I'm collecting POIs data from several sources and plotting them on map, i'm having difficulties merging the POIs because some of them are redundant between the data sources i'm using. How can i assign a unique identifier for each POI in a ways that the implementation logic can figure out the redundancy, e.g. I have a starbucks in two of the sources each for the same branch, and there is slight difference in the long/lat value due to accuracy, how can i automatically identify th redundancy.

Street names are not enough as they are not unique and might get updated from different sources, i was thinking of using the lat/long in addition to the first three letters of the POI, something like STA-31,444-30,122 but again the long/lat are not always the same between the different sources because of the accuracy, they might be off for a few meters.

Thanks Yehia

underdark
  • 84,148
  • 21
  • 231
  • 413
  • 1
    did you mean to say Street name is not enough instead of "Street name are enough as they are not unique"? – Brad Nesom Jun 01 '11 at 13:36
  • @Yenia A.Salam, what GIS software are you using? – artwork21 Jun 01 '11 at 13:44
  • intergraph geomedia, yea because the streetname might change over time from one source to another – Yehia A.Salam Jun 01 '11 at 15:35
  • You could create an ID based on the grid cell that each POI is within. The problem is that they could be in neighboring grid squares, but still quite close. Ultimately this is not an issue with the unique ID, it is a matter of identifying redundancy. Better to rephrase the question to consider identifying redundancy. – Matthew Snape Jun 02 '11 at 14:12

3 Answers3

1

Normally the address of a starbucks would be the same in any different source.
If it were me I would as you suggest calculate a field with the poi name, street num, and name all concatenated together.
Then you can do a dissolve on the user uid.
No need to use the lat lon.

Brad Nesom
  • 17,412
  • 2
  • 42
  • 68
1

The obvious solution appears to be to degrade the lat/long precision to a point that negates the difference in accuracy.

eg, if you have:

  • 123.123456 / 45.6789
  • 123.123478 / 45.6782

Then reducing them both to 3DP of precision gives the same result (123.123 / 45.678).

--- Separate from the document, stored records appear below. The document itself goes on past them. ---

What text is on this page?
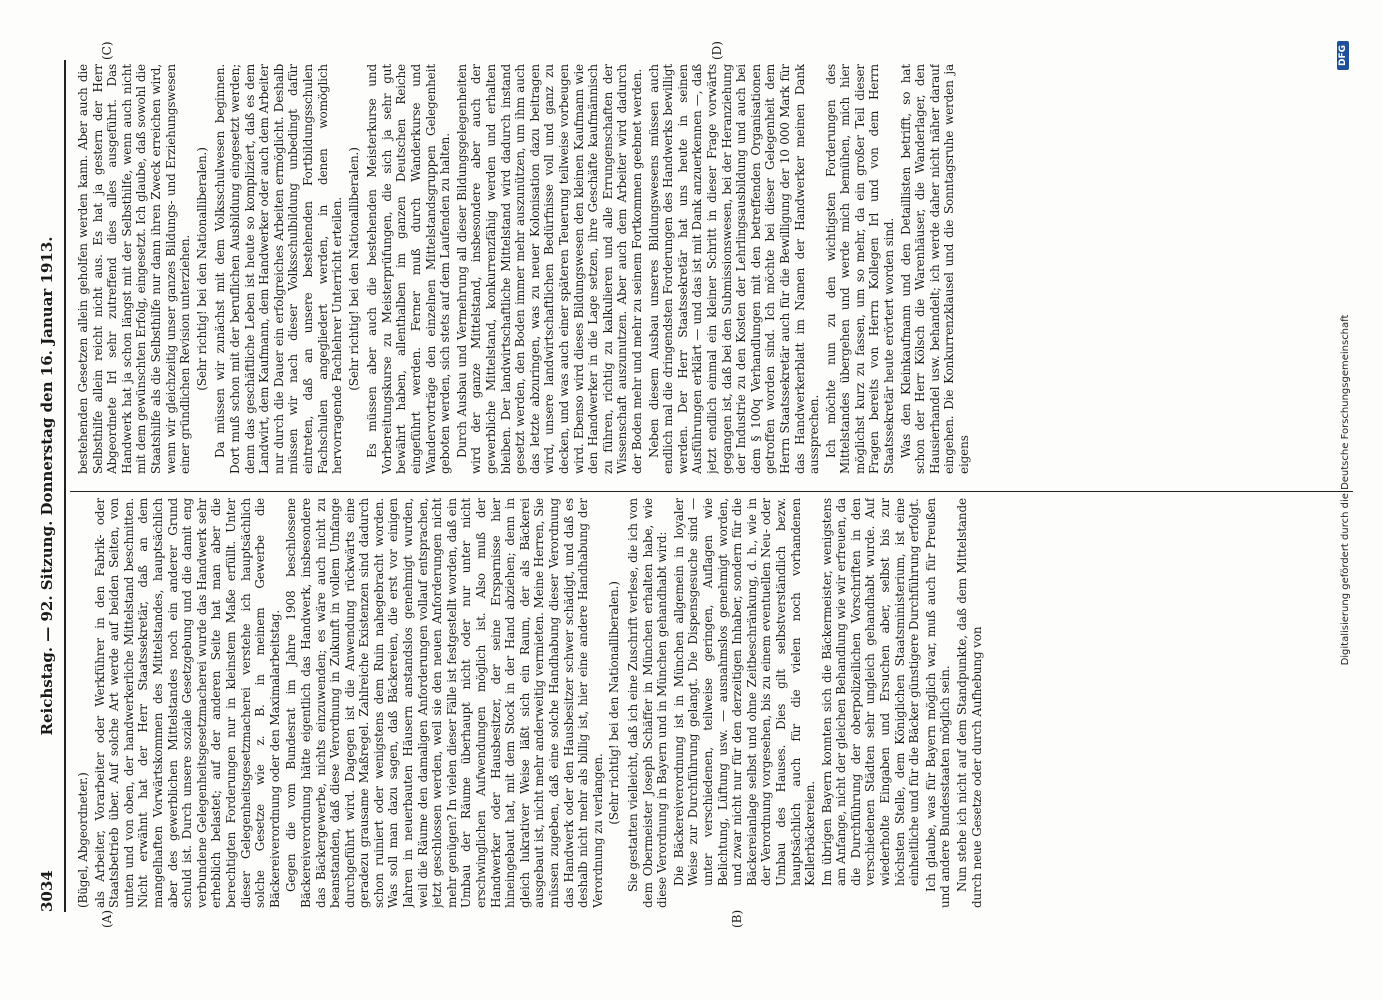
3034
Reichstag. — 92. Sitzung. Donnerstag den 16. Januar 1913.
(A)	(B)
(C)	(D)

(Bügel, Abgeordneter.) als Arbeiter, Vorarbeiter oder Werkführer in den Fabrik- oder Staatsbetrieb über. Auf solche Art werde auf beiden Seiten, von unten und von oben, der handwerkerliche Mittelstand beschnitten. Nicht erwähnt hat der Herr Staatssekretär, daß an dem mangelhaften Vorwärtskommen des Mittelstandes, hauptsächlich aber des gewerblichen Mittelstandes noch ein anderer Grund schuld ist. Durch unsere soziale Gesetzgebung und die damit eng verbundene Gelegenheitsgesetzmacherei wurde das Handwerk sehr erheblich belastet; auf der anderen Seite hat man aber die berechtigten Forderungen nur in kleinstem Maße erfüllt. Unter dieser Gelegenheitsgesetzmacherei verstehe ich hauptsächlich solche Gesetze wie z. B. in meinem Gewerbe die Bäckereiverordnung oder den Maximalarbeitstag. Gegen die vom Bundesrat im Jahre 1908 beschlossene Bäckereiverordnung hätte eigentlich das Handwerk, insbesondere das Bäckergewerbe, nichts einzuwenden; es wäre auch nicht zu beanstanden, daß diese Verordnung in Zukunft in vollem Umfange durchgeführt wird. Dagegen ist die Anwendung rückwärts eine geradezu grausame Maßregel. Zahlreiche Existenzen sind dadurch schon ruiniert oder wenigstens dem Ruin nahegebracht worden. Was soll man dazu sagen, daß Bäckereien, die erst vor einigen Jahren in neuerbauten Häusern anstandslos genehmigt wurden, weil die Räume den damaligen Anforderungen vollauf entsprachen, jetzt geschlossen werden, weil sie den neuen Anforderungen nicht mehr genügen? In vielen dieser Fälle ist festgestellt worden, daß ein Umbau der Räume überhaupt nicht oder nur unter nicht erschwinglichen Aufwendungen möglich ist. Also muß der Handwerker oder Hausbesitzer, der seine Ersparnisse hier hineingebaut hat, mit dem Stock in der Hand abziehen; denn in gleich lukrativer Weise läßt sich ein Raum, der als Bäckerei ausgebaut ist, nicht mehr anderweitig vermieten. Meine Herren, Sie müssen zugeben, daß eine solche Handhabung dieser Verordnung das Handwerk oder den Hausbesitzer schwer schädigt, und daß es deshalb nicht mehr als billig ist, hier eine andere Handhabung der Verordnung zu verlangen.

(Sehr richtig! bei den Nationalliberalen.) Sie gestatten vielleicht, daß ich eine Zuschrift verlese, die ich von dem Obermeister Joseph Schäffer in München erhalten habe, wie diese Verordnung in Bayern und in München gehandhabt wird: Die Bäckereiverordnung ist in München allgemein in loyaler Weise zur Durchführung gelangt. Die Dispensgesuche sind — unter verschiedenen, teilweise geringen, Auflagen wie Belichtung, Lüftung usw. — ausnahmslos genehmigt worden, und zwar nicht nur für den derzeitigen Inhaber, sondern für die Bäckereianlage selbst und ohne Zeitbeschränkung, d. h., wie in der Verordnung vorgesehen, bis zu einem eventuellen Neu- oder Umbau des Hauses. Dies gilt selbstverständlich bezw. hauptsächlich auch für die vielen noch vorhandenen Kellerbäckereien. Im übrigen Bayern konnten sich die Bäckermeister, wenigstens am Anfange, nicht der gleichen Behandlung wie wir erfreuen, da die Durchführung der oberpolizeilichen Vorschriften in den verschiedenen Städten sehr ungleich gehandhabt wurde. Auf wiederholte Eingaben und Ersuchen aber, selbst bis zur höchsten Stelle, dem Königlichen Staatsministerium, ist eine einheitliche und für die Bäcker günstigere Durchführung erfolgt. Ich glaube, was für Bayern möglich war, muß auch für Preußen und andere Bundesstaaten möglich sein. Nun stehe ich nicht auf dem Standpunkte, daß dem Mittelstande durch neue Gesetze oder durch Aufhebung von

bestehenden Gesetzen allein geholfen werden kann. Aber auch die Selbsthilfe allein reicht nicht aus. Es hat ja gestern der Herr Abgeordnete Irl sehr zutreffend dies alles ausgeführt. Das Handwerk hat ja schon längst mit der Selbsthilfe, wenn auch nicht mit dem gewünschten Erfolg, eingesetzt. Ich glaube, daß sowohl die Staatshilfe als die Selbsthilfe nur dann ihren Zweck erreichen wird, wenn wir gleichzeitig unser ganzes Bildungs- und Erziehungswesen einer gründlichen Revision unterziehen. (Sehr richtig! bei den Nationalliberalen.) Da müssen wir zunächst mit dem Volksschulwesen beginnen. Dort muß schon mit der beruflichen Ausbildung eingesetzt werden; denn das geschäftliche Leben ist heute so kompliziert, daß es dem Landwirt, dem Kaufmann, dem Handwerker oder auch dem Arbeiter nur durch die Dauer ein erfolgreiches Arbeiten ermöglicht. Deshalb müssen wir nach dieser Volksschulbildung unbedingt dafür eintreten, daß an unsere bestehenden Fortbildungsschulen Fachschulen angegliedert werden, in denen womöglich hervorragende Fachlehrer Unterricht erteilen. (Sehr richtig! bei den Nationalliberalen.) Es müssen aber auch die bestehenden Meisterkurse und Vorbereitungskurse zu Meisterprüfungen, die sich ja sehr gut bewährt haben, allenthalben im ganzen Deutschen Reiche eingeführt werden. Ferner muß durch Wanderkurse und Wandervorträge den einzelnen Mittelstandsgruppen Gelegenheit geboten werden, sich stets auf dem Laufenden zu halten. Durch Ausbau und Vermehrung all dieser Bildungsgelegenheiten wird der ganze Mittelstand, insbesondere aber auch der gewerbliche Mittelstand, konkurrenzfähig werden und erhalten bleiben. Der landwirtschaftliche Mittelstand wird dadurch instand gesetzt werden, den Boden immer mehr auszunützen, um ihm auch das letzte abzuringen, was zu neuer Kolonisation dazu beitragen wird, unsere landwirtschaftlichen Bedürfnisse voll und ganz zu decken, und was auch einer späteren Teuerung teilweise vorbeugen wird. Ebenso wird dieses Bildungswesen den kleinen Kaufmann wie den Handwerker in die Lage setzen, ihre Geschäfte kaufmännisch zu führen, richtig zu kalkulieren und alle Errungenschaften der Wissenschaft auszunutzen. Aber auch dem Arbeiter wird dadurch der Boden mehr und mehr zu seinem Fortkommen geebnet werden. Neben diesem Ausbau unseres Bildungswesens müssen auch endlich mal die dringendsten Forderungen des Handwerks bewilligt werden. Der Herr Staatssekretär hat uns heute in seinen Ausführungen erklärt — und das ist mit Dank anzuerkennen —, daß jetzt endlich einmal ein kleiner Schritt in dieser Frage vorwärts gegangen ist, daß bei den Submissionswesen, bei der Heranziehung der Industrie zu den Kosten der Lehrlingsausbildung und auch bei dem § 100q Verhandlungen mit den betreffenden Organisationen getroffen worden sind. Ich möchte bei dieser Gelegenheit dem Herrn Staatssekretär auch für die Bewilligung der 10 000 Mark für das Handwerkerblatt im Namen der Handwerker meinen Dank aussprechen. Ich möchte nun zu den wichtigsten Forderungen des Mittelstandes übergehen und werde mich bemühen, mich hier möglichst kurz zu fassen, um so mehr, da ein großer Teil dieser Fragen bereits von Herrn Kollegen Irl und von dem Herrn Staatssekretär heute erörtert worden sind. Was den Kleinkaufmann und den Detaillisten betrifft, so hat schon der Herr Kölsch die Warenhäuser, die Wanderlager, den Hausierhandel usw. behandelt; ich werde daher nicht näher darauf eingehen. Die Konkurrenzklausel und die Sonntagsruhe werden ja eigens	Digitalisierung gefördert durch die Deutsche Forschungsgemeinschaft
DFG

The trick is just to figure out how much to degrade them to match the same location, without accidentally merging in neighbouring POI's (5-10m would seem to me to be OK, but how that equates to decimal degrees I'm not sure).

Mark Ireland
  • 13,147
  • 3
  • 33
  • 67
1

I use SQL Server and i have for POI name = ABBREVATION of NAME (TIM HURTON= TH) + LAT (45.6-> 456) + LNG(107.9 ->1079).

But It's very different depending on the source. Good luck !